Der Bahnübergang wurde aufgrund des gesteigerten Verkehrsaufkommens in den 50er Jahren zum Hemmnis der freien Bürgerfahrt. Wer die lokale Presse der damaligen Zeit liest, muß den Eindruck gewinnen, als hätte sich ein ganzes Volk auf das inzwischen halbwegs erschwinglich gewordene Automobil gestürzt. Der Blitzkrieg der Nazizeit wurde ersetzt durch die Raserei auf den weitgehend darauf nicht vorbereiteten Straßen. Ein Wochenende ohne mehrere Tote im lokalen Umkreis war eher selten. Offensichtlich war der Wirtschaftswunderbürger von der ihm zur Verfügung gestellten Technik völlig überfordert. Es bedurfte ausgedehnter verkehrserziehender Kampagnen und natürlich vieler vieler neuer Straßen, um die Todesrate nicht weiter ausufern zu lassen.

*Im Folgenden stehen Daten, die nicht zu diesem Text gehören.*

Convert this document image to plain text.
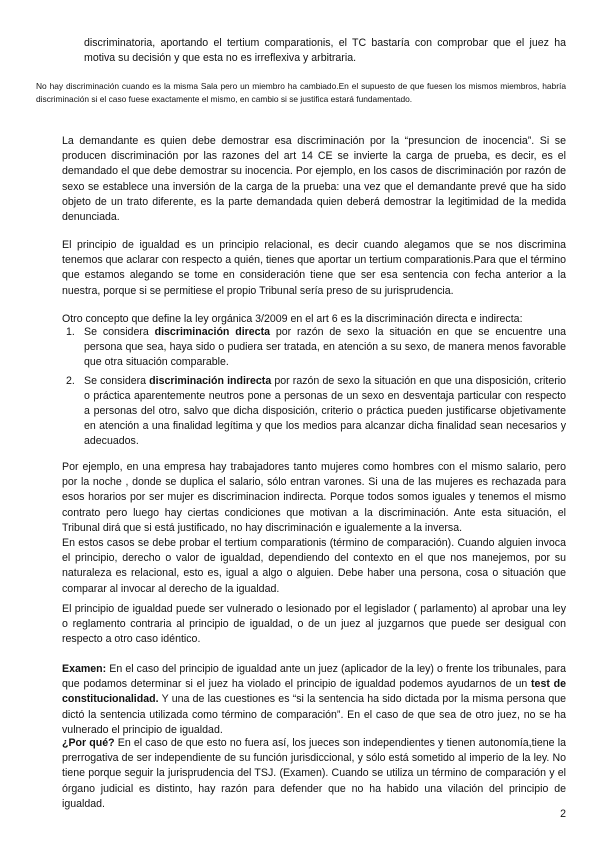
discriminatoria, aportando el tertium comparationis, el TC bastaría con comprobar que el juez ha motiva su decisión y que esta no es irreflexiva y arbitraria.

No hay discriminación cuando es la misma Sala pero un miembro ha cambiado.En el supuesto de que fuesen los mismos miembros, habría discriminación si el caso fuese exactamente el mismo, en cambio si se justifica estará fundamentado.

La demandante es quien debe demostrar esa discriminación por la “presuncion de inocencia”. Si se producen discriminación por las razones del art 14 CE se invierte la carga de prueba, es decir, es el demandado el que debe demostrar su inocencia. Por ejemplo, en los casos de discriminación por razón de sexo se establece una inversión de la carga de la prueba: una vez que el demandante prevé que ha sido objeto de un trato diferente, es la parte demandada quien deberá demostrar la legitimidad de la medida denunciada.

El principio de igualdad es un principio relacional, es decir cuando alegamos que se nos discrimina tenemos que aclarar con respecto a quién, tienes que aportar un tertium comparationis.Para que el término que estamos alegando se tome en consideración tiene que ser esa sentencia con fecha anterior a la nuestra, porque si se permitiese el propio Tribunal sería preso de su jurisprudencia.

Otro concepto que define la ley orgánica 3/2009 en el art 6 es la discriminación directa e indirecta:

1. Se considera discriminación directa por razón de sexo la situación en que se encuentre una persona que sea, haya sido o pudiera ser tratada, en atención a su sexo, de manera menos favorable que otra situación comparable.
2. Se considera discriminación indirecta por razón de sexo la situación en que una disposición, criterio o práctica aparentemente neutros pone a personas de un sexo en desventaja particular con respecto a personas del otro, salvo que dicha disposición, criterio o práctica pueden justificarse objetivamente en atención a una finalidad legítima y que los medios para alcanzar dicha finalidad sean necesarios y adecuados.

Por ejemplo, en una empresa hay trabajadores tanto mujeres como hombres con el mismo salario, pero por la noche , donde se duplica el salario, sólo entran varones. Si una de las mujeres es rechazada para esos horarios por ser mujer es discriminacion indirecta. Porque todos somos iguales y tenemos el mismo contrato pero luego hay ciertas condiciones que motivan a la discriminación. Ante esta situación, el Tribunal dirá que si está justificado, no hay discriminación e igualemente a la inversa.

En estos casos se debe probar el tertium comparationis (término de comparación). Cuando alguien invoca el principio, derecho o valor de igualdad, dependiendo del contexto en el que nos manejemos, por su naturaleza es relacional, esto es, igual a algo o alguien. Debe haber una persona, cosa o situación que comparar al invocar al derecho de la igualdad.

El principio de igualdad puede ser vulnerado o lesionado por el legislador ( parlamento) al aprobar una ley o reglamento contraria al principio de igualdad, o de un juez al juzgarnos que puede ser desigual con respecto a otro caso idéntico.

Examen: En el caso del principio de igualdad ante un juez (aplicador de la ley) o frente los tribunales, para que podamos determinar si el juez ha violado el principio de igualdad podemos ayudarnos de un test de constitucionalidad. Y una de las cuestiones es “si la sentencia ha sido dictada por la misma persona que dictó la sentencia utilizada como término de comparación”. En el caso de que sea de otro juez, no se ha vulnerado el principio de igualdad.

¿Por qué? En el caso de que esto no fuera así, los jueces son independientes y tienen autonomía,tiene la prerrogativa de ser independiente de su función jurisdiccional, y sólo está sometido al imperio de la ley. No tiene porque seguir la jurisprudencia del TSJ. (Examen). Cuando se utiliza un término de comparación y el órgano judicial es distinto, hay razón para defender que no ha habido una vilación del principio de igualdad.

2
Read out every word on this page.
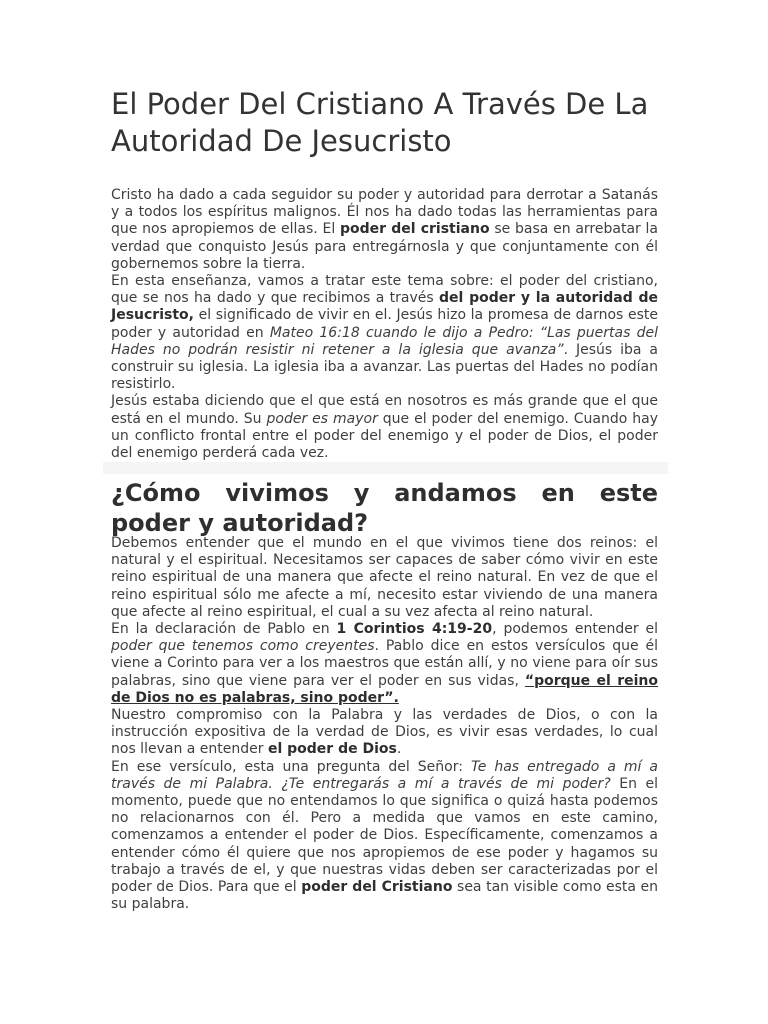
El Poder Del Cristiano A Través De La Autoridad De Jesucristo

Cristo ha dado a cada seguidor su poder y autoridad para derrotar a Satanás y a todos los espíritus malignos. Él nos ha dado todas las herramientas para que nos apropiemos de ellas. El poder del cristiano se basa en arrebatar la verdad que conquisto Jesús para entregárnosla y que conjuntamente con él gobernemos sobre la tierra.

En esta enseñanza, vamos a tratar este tema sobre: el poder del cristiano, que se nos ha dado y que recibimos a través del poder y la autoridad de Jesucristo, el significado de vivir en el. Jesús hizo la promesa de darnos este poder y autoridad en Mateo 16:18 cuando le dijo a Pedro: “Las puertas del Hades no podrán resistir ni retener a la iglesia que avanza”. Jesús iba a construir su iglesia. La iglesia iba a avanzar. Las puertas del Hades no podían resistirlo.

Jesús estaba diciendo que el que está en nosotros es más grande que el que está en el mundo. Su poder es mayor que el poder del enemigo. Cuando hay un conflicto frontal entre el poder del enemigo y el poder de Dios, el poder del enemigo perderá cada vez.

¿Cómo vivimos y andamos en este
poder y autoridad?

Debemos entender que el mundo en el que vivimos tiene dos reinos: el natural y el espiritual. Necesitamos ser capaces de saber cómo vivir en este reino espiritual de una manera que afecte el reino natural. En vez de que el reino espiritual sólo me afecte a mí, necesito estar viviendo de una manera que afecte al reino espiritual, el cual a su vez afecta al reino natural.

En la declaración de Pablo en 1 Corintios 4:19-20, podemos entender el poder que tenemos como creyentes. Pablo dice en estos versículos que él viene a Corinto para ver a los maestros que están allí, y no viene para oír sus palabras, sino que viene para ver el poder en sus vidas, “porque el reino de Dios no es palabras, sino poder”.

Nuestro compromiso con la Palabra y las verdades de Dios, o con la instrucción expositiva de la verdad de Dios, es vivir esas verdades, lo cual nos llevan a entender el poder de Dios.

En ese versículo, esta una pregunta del Señor: Te has entregado a mí a través de mi Palabra. ¿Te entregarás a mí a través de mi poder? En el momento, puede que no entendamos lo que significa o quizá hasta podemos no relacionarnos con él. Pero a medida que vamos en este camino, comenzamos a entender el poder de Dios. Específicamente, comenzamos a entender cómo él quiere que nos apropiemos de ese poder y hagamos su trabajo a través de el, y que nuestras vidas deben ser caracterizadas por el poder de Dios. Para que el poder del Cristiano sea tan visible como esta en su palabra.
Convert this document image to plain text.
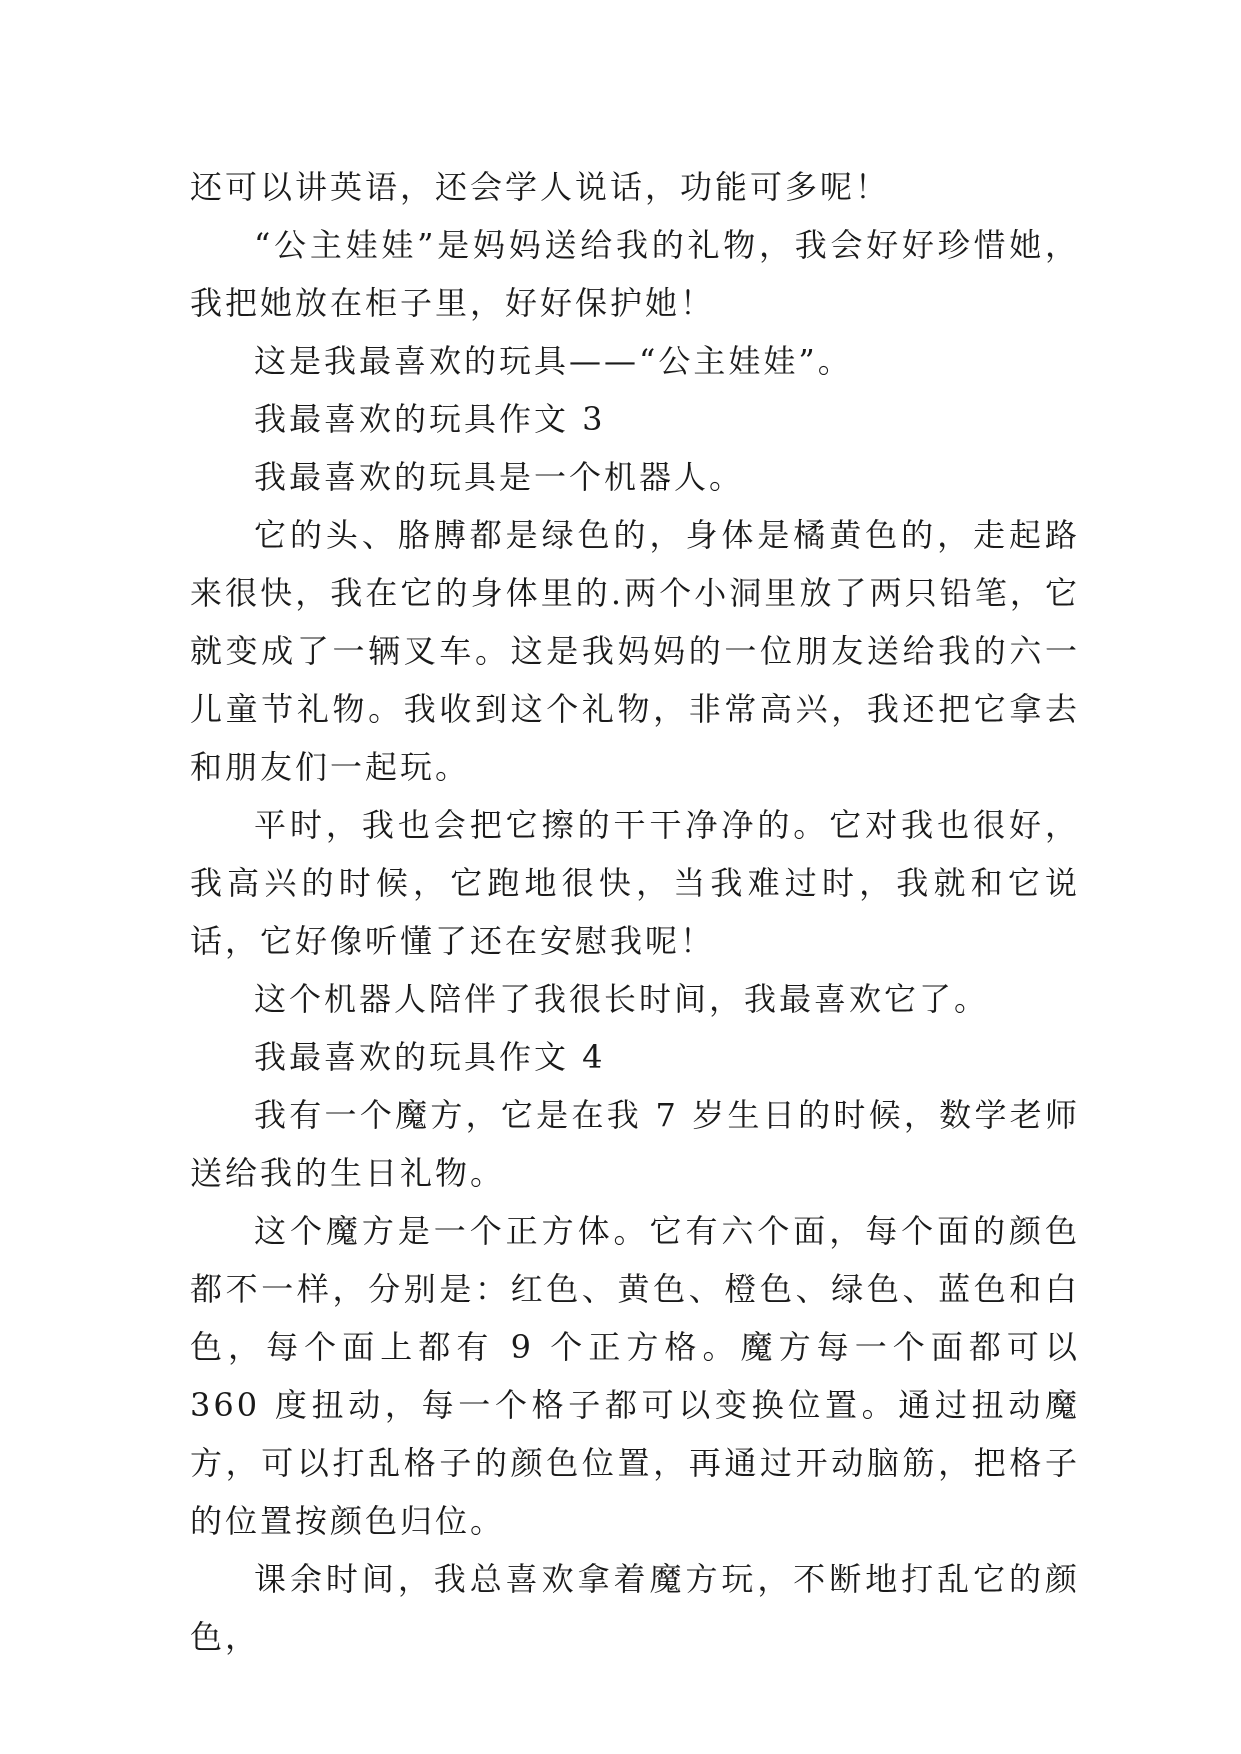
还可以讲英语，还会学人说话，功能可多呢！

“公主娃娃”是妈妈送给我的礼物，我会好好珍惜她，我把她放在柜子里，好好保护她！

这是我最喜欢的玩具——“公主娃娃”。

我最喜欢的玩具作文 3

我最喜欢的玩具是一个机器人。

它的头、胳膊都是绿色的，身体是橘黄色的，走起路来很快，我在它的身体里的.两个小洞里放了两只铅笔，它就变成了一辆叉车。这是我妈妈的一位朋友送给我的六一儿童节礼物。我收到这个礼物，非常高兴，我还把它拿去和朋友们一起玩。

平时，我也会把它擦的干干净净的。它对我也很好，我高兴的时候，它跑地很快，当我难过时，我就和它说话，它好像听懂了还在安慰我呢！

这个机器人陪伴了我很长时间，我最喜欢它了。

我最喜欢的玩具作文 4

我有一个魔方，它是在我 7 岁生日的时候，数学老师送给我的生日礼物。

这个魔方是一个正方体。它有六个面，每个面的颜色都不一样，分别是：红色、黄色、橙色、绿色、蓝色和白色，每个面上都有 9 个正方格。魔方每一个面都可以 360 度扭动，每一个格子都可以变换位置。通过扭动魔方，可以打乱格子的颜色位置，再通过开动脑筋，把格子的位置按颜色归位。

课余时间，我总喜欢拿着魔方玩，不断地打乱它的颜色，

1957 begannen die Arbeiten an der Überführung der Straße über die zweigleisige Strecke. Ein Jahr später war das (geplant) 4 Millionen DM teure Projekt mit zwei Fahrspuren fertiggstellt, 1959 kamen zwei weitere Fahrspuren hinzu. Dieser fast schon autobahnmäßige Ausbau der vorherigen einfachen Landstraße wurde noch getoppt durch die Umwidmung der Strecke zur Bundesautobahn, der heutigen A 67. Im Sommer 1963 wurde hierfür die gerade erst fertiggestellte Straße wieder gesperrt und der Fernverkehr durch die Griesheimer Dorfstraßen umgeleitet, was zu erheblichen Verkehrsproblemen geführt haben muß. Herausgekommen ist – siehe Bild 3 – das Darmstädter Kreuz.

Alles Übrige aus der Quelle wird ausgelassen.